Sarı, körfezlerden ve kıyılardan suyun renginin değiştiğini ve yoğun bir alg çoğalması olduğunu vurgulayarak bu durumun genellikle mayıs ayından itibaren kadar görülmesi gereken bir durum olduğunu ancak su sıcaklıklarının yüksek olması ve denizin kirliliğinin etkisiyle alg çoğalmasının 1 ay erkenden başladığını ifade etti.

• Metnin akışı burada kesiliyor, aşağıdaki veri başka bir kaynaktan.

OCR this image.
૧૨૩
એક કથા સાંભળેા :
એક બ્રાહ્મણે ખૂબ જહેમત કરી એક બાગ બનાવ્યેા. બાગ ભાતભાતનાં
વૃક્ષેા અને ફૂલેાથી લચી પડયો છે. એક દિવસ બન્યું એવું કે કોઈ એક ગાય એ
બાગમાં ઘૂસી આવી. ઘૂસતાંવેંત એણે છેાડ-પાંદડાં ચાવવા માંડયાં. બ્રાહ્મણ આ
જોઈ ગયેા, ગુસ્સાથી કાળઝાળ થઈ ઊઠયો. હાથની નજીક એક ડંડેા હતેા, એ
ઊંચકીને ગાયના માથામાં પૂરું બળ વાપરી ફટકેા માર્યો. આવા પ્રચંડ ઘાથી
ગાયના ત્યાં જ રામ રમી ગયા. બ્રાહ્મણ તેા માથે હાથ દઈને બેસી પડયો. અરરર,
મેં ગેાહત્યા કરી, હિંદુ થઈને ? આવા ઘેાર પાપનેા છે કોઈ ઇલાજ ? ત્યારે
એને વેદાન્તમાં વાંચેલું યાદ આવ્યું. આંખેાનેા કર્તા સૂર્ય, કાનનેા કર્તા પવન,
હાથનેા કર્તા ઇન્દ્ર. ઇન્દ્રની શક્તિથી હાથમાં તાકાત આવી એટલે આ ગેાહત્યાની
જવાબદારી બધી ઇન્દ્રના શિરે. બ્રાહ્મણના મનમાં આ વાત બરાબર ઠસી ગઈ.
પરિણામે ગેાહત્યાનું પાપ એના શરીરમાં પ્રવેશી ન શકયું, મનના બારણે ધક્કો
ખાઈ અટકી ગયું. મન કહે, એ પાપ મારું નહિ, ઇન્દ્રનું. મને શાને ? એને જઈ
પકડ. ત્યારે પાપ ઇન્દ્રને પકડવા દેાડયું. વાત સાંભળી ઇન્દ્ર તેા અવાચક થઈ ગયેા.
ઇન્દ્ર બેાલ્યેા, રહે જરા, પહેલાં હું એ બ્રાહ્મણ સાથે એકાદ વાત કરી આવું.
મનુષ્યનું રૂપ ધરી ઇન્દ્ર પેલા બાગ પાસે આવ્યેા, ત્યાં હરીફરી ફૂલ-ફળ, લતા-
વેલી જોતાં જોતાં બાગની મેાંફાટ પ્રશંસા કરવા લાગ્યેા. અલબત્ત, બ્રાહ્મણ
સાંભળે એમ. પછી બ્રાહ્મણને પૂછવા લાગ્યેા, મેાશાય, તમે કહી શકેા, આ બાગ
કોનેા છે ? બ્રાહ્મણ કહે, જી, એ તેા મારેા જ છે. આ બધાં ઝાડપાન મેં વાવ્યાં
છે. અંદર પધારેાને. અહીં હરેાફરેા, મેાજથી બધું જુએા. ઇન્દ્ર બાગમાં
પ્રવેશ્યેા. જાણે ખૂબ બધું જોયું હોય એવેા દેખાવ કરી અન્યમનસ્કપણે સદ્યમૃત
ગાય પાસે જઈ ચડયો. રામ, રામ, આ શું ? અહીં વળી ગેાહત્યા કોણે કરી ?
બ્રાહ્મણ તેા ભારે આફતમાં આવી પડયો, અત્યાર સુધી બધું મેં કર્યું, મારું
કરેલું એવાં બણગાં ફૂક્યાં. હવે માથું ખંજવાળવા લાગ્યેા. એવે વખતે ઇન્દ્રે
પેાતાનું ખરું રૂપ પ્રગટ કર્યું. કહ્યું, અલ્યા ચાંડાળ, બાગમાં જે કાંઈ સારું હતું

"YOĞUN BİR ALG ÇOĞALMASI VAR"
Prof. Dr. Sarı, Marmara Denizi'nde su sıcaklıklarının uzun yıllar ortalamasından 3 derece daha yüksek olduğunu belirterek, "Su sıcaklıkları uzun yıllar ortalamasından 3 derece daha yüksek. Şu an 11, 12 derece civarında. Olması gereken su sıcaklığı ise 9 ya da en fazla 10 derece olmalıydı. Marmara, diğer denizlerimiz gibi ısınmaya devam ediyor. Bu sene böyle devam ederse rekor düzeyde su sıcaklıkları ile karşılaşmak sürpriz olmaz. Son dalışımı yaklaşık 1 hafta önce yaptım. Görüş mesafesi 2 buçuk 3 metre civarındaydı, görüş kötüydü. Yoğun bir plankton çoğalması var. Körfezlerden, kıyılardan suyun renginin sarıdan turuncuya, kahverengiden koyu yeşile dönmeye başladığını görüyoruz." dedi.
RENGİ DEĞİŞTİ
Prof. Dr. Sarı, körfezlerden ve kıyılardan suyun renginin değiştiğini ve yoğun bir alg çoğalması olduğunu vurguladı.
Sarı, şöyle devam etti:
“Gemlik Körfezi’nin bazı sığ kıyılarında yakamoz oluşturan plankton grupları da ortaya çıktı. Bunların hepsi normalde Mayıs ayı başı gibi karşılaşmamız gereken durumlar. Ancak deniz suyu sıcaklıklarının yüksek olması ve aynı zamanda Marmara Deniz’ini yoğun şekilde kirletiyor olmamızın sonucu olarak şu an alg çoğalması en az 1 ay, 1 buçuk ay öne doğru gelmiş oldu. Çok yoğun bir alg çoğalması var. Algler neden çoğalır? Denizin rengini değiştiren bu organizmalar neden çoğalır? Maalesef Marmara Deniz’ini atık çukuru olarak kullanmaya devam ediyoruz. 25 milyon insanın attığı atıkların yüzde 52'sini ileri biyolojik arıtmadan geçiriyoruz. Geri kalan yüzde 48'ini doğru düzgün arıtmak bir tarafa, sadece sıvılaştırarak denize boca etmeye devam ediyoruz. Kirlilik kaynaklarımız hiç kesintiye uğramadan, üzülerek söylüyorum, devam ediyor. Türkiye’nin yarısına hizmet sunan endüstri kümeleri Marmara Denizi'nin çevresinde toplanmış durumda. Ne yazık ki onların atıkları da doğru düzgün arıtılmadan Marmara Denizi'ne verilmeye devam ediliyor."
YIL İÇİNDE KENDİNİ YENİLER"
Çevre Mühendisi Prof. Dr. Mustafa Öztürk ise özellikle fosforlu kirleticilerin denize deşarj edilmesinin Marmara'nın tabanını olumsuz etkilediğini ve kirliliği arttırdığını açıkladı.
Olumsuzluklara dikkat çeken Öztürk, “İkinci önemli olay ise fosfor kirliliği. Eğer siz Marmara Denizi’ni kurtarmak istiyorsanız, ‘fosfor kirliliği’ dediğimiz kirliliği kontrol altına almanız lazım. Bunun için bütün atık sular, Marmara Denizi çevresi, havzası diyelim… Burada koruma alanı haline dönüştürülmeleri gerek. Sonra, Marmara havzası içerisinde bütün hayvan çiftlikleri, altını çizerek söylüyorum, önemli fosfor kaynağı. Mandıralar, atık su arıtma tesisleri, tarımsal kaynaklı kirleticiler kesinlikle ileri kademe arıtılmalı. Marmara Denizi’nde fosfor kirliliği kontrol altına alınırsa, Marmara Denizi 5 ile 10 yıl içerisinde kendini yeniler." değerlendirmesinde bulundu.